Curriculum or Study Guides for the CFA® Exam

Have you decided if you are going to rely on the full CFA® exam level I curriculum, a study guide or a combination of both?

The CFA Institute will only be able to ask you questions about material covered in the curriculum on exam day. So in theory if you are able to understand and recall the entire curriculum you will be able to answer every single questions on the test. This is not necessarily the most effective way to prepare for the test however.

I am sure you have come across some of the various CFA® exam study guide providers like Wiley and Schweser. Common for all of these is that they abbreviate the curriculum leaving out whatever information they consider insignificant and unlikely to be relevant for the test. If you rely on one of these study guides as your primary study material you do run the risk that the study guide provider may have removed various bits of information that show up on the test. I do however believe that the benefits far outweigh this potential issue.
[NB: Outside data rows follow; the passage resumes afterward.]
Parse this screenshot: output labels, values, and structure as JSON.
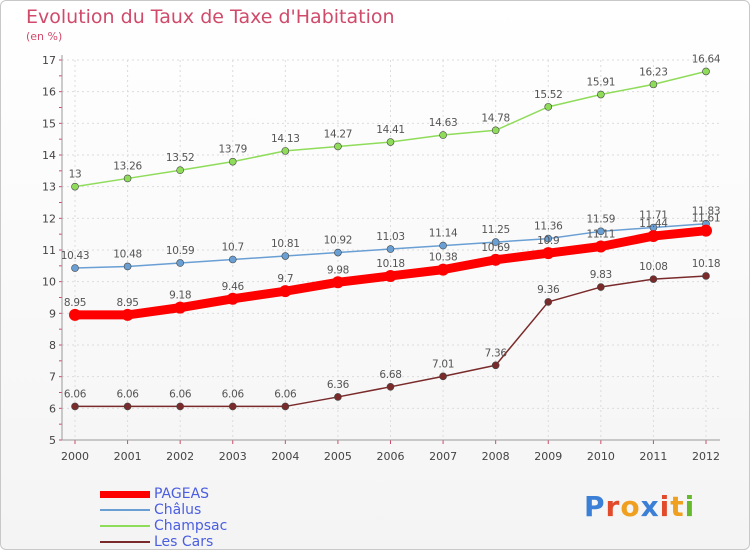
{
  "header": {
    "title": "Evolution du Taux de Taxe d'Habitation",
    "unit": "(en %)"
  },
  "brand": {
    "letters": [
      "P",
      "r",
      "o",
      "x",
      "i",
      "t",
      "i"
    ],
    "colors": [
      "#3b7fd6",
      "#e14a2b",
      "#f0a020",
      "#3b7fd6",
      "#e14a2b",
      "#f0a020",
      "#66b82c"
    ]
  },
  "chart_data": {
    "type": "line",
    "title": "Evolution du Taux de Taxe d'Habitation",
    "ylabel": "(en %)",
    "xlabel": "",
    "x": [
      "2000",
      "2001",
      "2002",
      "2003",
      "2004",
      "2005",
      "2006",
      "2007",
      "2008",
      "2009",
      "2010",
      "2011",
      "2012"
    ],
    "ylim": [
      5,
      17
    ],
    "yticks": [
      "5",
      "6",
      "7",
      "8",
      "9",
      "10",
      "11",
      "12",
      "13",
      "14",
      "15",
      "16",
      "17"
    ],
    "grid": true,
    "legend_position": "bottom-left",
    "series": [
      {
        "name": "PAGEAS",
        "color": "#ff0000",
        "values": [
          8.95,
          8.95,
          9.18,
          9.46,
          9.7,
          9.98,
          10.18,
          10.38,
          10.69,
          10.9,
          11.11,
          11.44,
          11.61
        ],
        "labels": [
          "8.95",
          "8.95",
          "9.18",
          "9.46",
          "9.7",
          "9.98",
          "10.18",
          "10.38",
          "10.69",
          "10.9",
          "11.11",
          "11.44",
          "11.61"
        ]
      },
      {
        "name": "Châlus",
        "color": "#6a9fd4",
        "values": [
          10.43,
          10.48,
          10.59,
          10.7,
          10.81,
          10.92,
          11.03,
          11.14,
          11.25,
          11.36,
          11.59,
          11.71,
          11.83
        ],
        "labels": [
          "10.43",
          "10.48",
          "10.59",
          "10.7",
          "10.81",
          "10.92",
          "11.03",
          "11.14",
          "11.25",
          "11.36",
          "11.59",
          "11.71",
          "11.83"
        ]
      },
      {
        "name": "Champsac",
        "color": "#8fdc5a",
        "values": [
          13,
          13.26,
          13.52,
          13.79,
          14.13,
          14.27,
          14.41,
          14.63,
          14.78,
          15.52,
          15.91,
          16.23,
          16.64
        ],
        "labels": [
          "13",
          "13.26",
          "13.52",
          "13.79",
          "14.13",
          "14.27",
          "14.41",
          "14.63",
          "14.78",
          "15.52",
          "15.91",
          "16.23",
          "16.64"
        ]
      },
      {
        "name": "Les Cars",
        "color": "#7a2a2a",
        "values": [
          6.06,
          6.06,
          6.06,
          6.06,
          6.06,
          6.36,
          6.68,
          7.01,
          7.36,
          9.36,
          9.83,
          10.08,
          10.18
        ],
        "labels": [
          "6.06",
          "6.06",
          "6.06",
          "6.06",
          "6.06",
          "6.36",
          "6.68",
          "7.01",
          "7.36",
          "9.36",
          "9.83",
          "10.08",
          "10.18"
        ]
      }
    ]
  }
}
Abbreviated materials are a lot less daunting to get through which reduces your risk of falling behind your study schedule and increases your ability to really focus on the material that is most likely to actually matter on the test. You would be able to go through most study guides twice in the same amount of time it would otherwise take to cover the underlying curriculum. As long as you are using a quality study guide like the one provided by Wiley CFA Exam Review Products, most candidates are much better off having a deep knowledge of the most testable material, than a superficial knowledge of the entire curriculum.
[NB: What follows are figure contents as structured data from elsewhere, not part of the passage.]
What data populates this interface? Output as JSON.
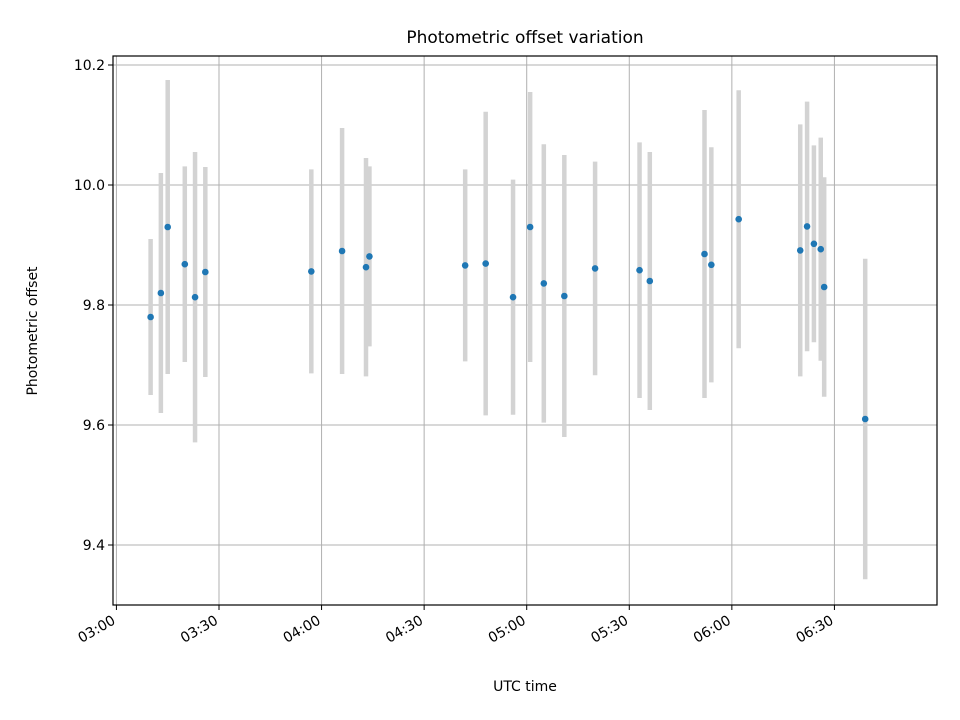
{
  "chart_data": {
    "type": "scatter",
    "title": "Photometric offset variation",
    "xlabel": "UTC time",
    "ylabel": "Photometric offset",
    "x_ticks": [
      "03:00",
      "03:30",
      "04:00",
      "04:30",
      "05:00",
      "05:30",
      "06:00",
      "06:30"
    ],
    "y_ticks": [
      "9.4",
      "9.6",
      "9.8",
      "10.0",
      "10.2"
    ],
    "xlim": [
      "02:59",
      "07:00"
    ],
    "ylim": [
      9.3,
      10.215
    ],
    "grid": true,
    "colors": {
      "marker": "#1f77b4",
      "errorbar": "#d3d3d3",
      "grid": "#b0b0b0"
    },
    "points": [
      {
        "time": "03:10",
        "y": 9.78,
        "err": 0.13
      },
      {
        "time": "03:13",
        "y": 9.82,
        "err": 0.2
      },
      {
        "time": "03:15",
        "y": 9.93,
        "err": 0.245
      },
      {
        "time": "03:20",
        "y": 9.868,
        "err": 0.163
      },
      {
        "time": "03:23",
        "y": 9.813,
        "err": 0.242
      },
      {
        "time": "03:26",
        "y": 9.855,
        "err": 0.175
      },
      {
        "time": "03:57",
        "y": 9.856,
        "err": 0.17
      },
      {
        "time": "04:06",
        "y": 9.89,
        "err": 0.205
      },
      {
        "time": "04:13",
        "y": 9.863,
        "err": 0.182
      },
      {
        "time": "04:14",
        "y": 9.881,
        "err": 0.15
      },
      {
        "time": "04:42",
        "y": 9.866,
        "err": 0.16
      },
      {
        "time": "04:48",
        "y": 9.869,
        "err": 0.253
      },
      {
        "time": "04:56",
        "y": 9.813,
        "err": 0.196
      },
      {
        "time": "05:01",
        "y": 9.93,
        "err": 0.225
      },
      {
        "time": "05:05",
        "y": 9.836,
        "err": 0.232
      },
      {
        "time": "05:11",
        "y": 9.815,
        "err": 0.235
      },
      {
        "time": "05:20",
        "y": 9.861,
        "err": 0.178
      },
      {
        "time": "05:33",
        "y": 9.858,
        "err": 0.213
      },
      {
        "time": "05:36",
        "y": 9.84,
        "err": 0.215
      },
      {
        "time": "05:52",
        "y": 9.885,
        "err": 0.24
      },
      {
        "time": "05:54",
        "y": 9.867,
        "err": 0.196
      },
      {
        "time": "06:02",
        "y": 9.943,
        "err": 0.215
      },
      {
        "time": "06:20",
        "y": 9.891,
        "err": 0.21
      },
      {
        "time": "06:22",
        "y": 9.931,
        "err": 0.208
      },
      {
        "time": "06:24",
        "y": 9.902,
        "err": 0.164
      },
      {
        "time": "06:26",
        "y": 9.893,
        "err": 0.186
      },
      {
        "time": "06:27",
        "y": 9.83,
        "err": 0.183
      },
      {
        "time": "06:39",
        "y": 9.61,
        "err": 0.267
      }
    ]
  }
}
I am not sure if you are following the 21 week study program outlined in our free newsletter? If you are not you can sign up in the sidebar. In this program we recommend a 21 week study program divided up into 2 phases. In the first phase we spend 15 weeks absorbing the content from a study guide (We recommend Wiley CFA Exam Review Products, but we are also happy with Schweser, and acknowledge that there are other guides out there that will do the job too). Every candidate will be able to get through the material at least once in 15 weeks using a study guide, if you putting in the hours. If you work hard you might even be able to cover difficult passages multiple times. This is a much better outcome than putting in a mammoth effort to barely cover the underlying curriculum once. If you don’t manage to cover the entire material in the first 15 weeks you will invade the last six weeks that should otherwise be used for revision time. I cannot tell you how many times I have been contacted by candidates relying on the underlying curriculum, that have fallen way behind their study plan and wonder what to do next. Don’t let this be you!

Should I completely ignore the curriculum then?

No, the underlying curriculum does serve a purpose.

  • I recommend studying ethics in the underlying curriculum as it is relatively brief (9.2% of the curriculum), but carries a 15% guideline exam weight. The majority of the Ethics material will be repeated at all 3 levels, so it pays to learn it in details from the start. Lastly, the CFA Institute will pay special attention to your ethics score if you are a borderline pass. So it really pays to study this topic in detail in the underlying curriculum.
  • I also recommend that you solve all of the end of chapter questions in the curriculum books and revise the answers until you are comfortable with all of them.
  • If you are using a quality study guide like Wiley. The information will be structured around the curriculum Learning Outcome Statements (LOS). If you are using another study guide and these are not covered in detail, make sure that you have obtained the required level of understand defined by the command words in each LOS.
  • Lastly, if you are struggling with a particular reading or passage, it is sometimes worth it to read the same material in the underlying curriculum to get a different perspective and a bit more background information.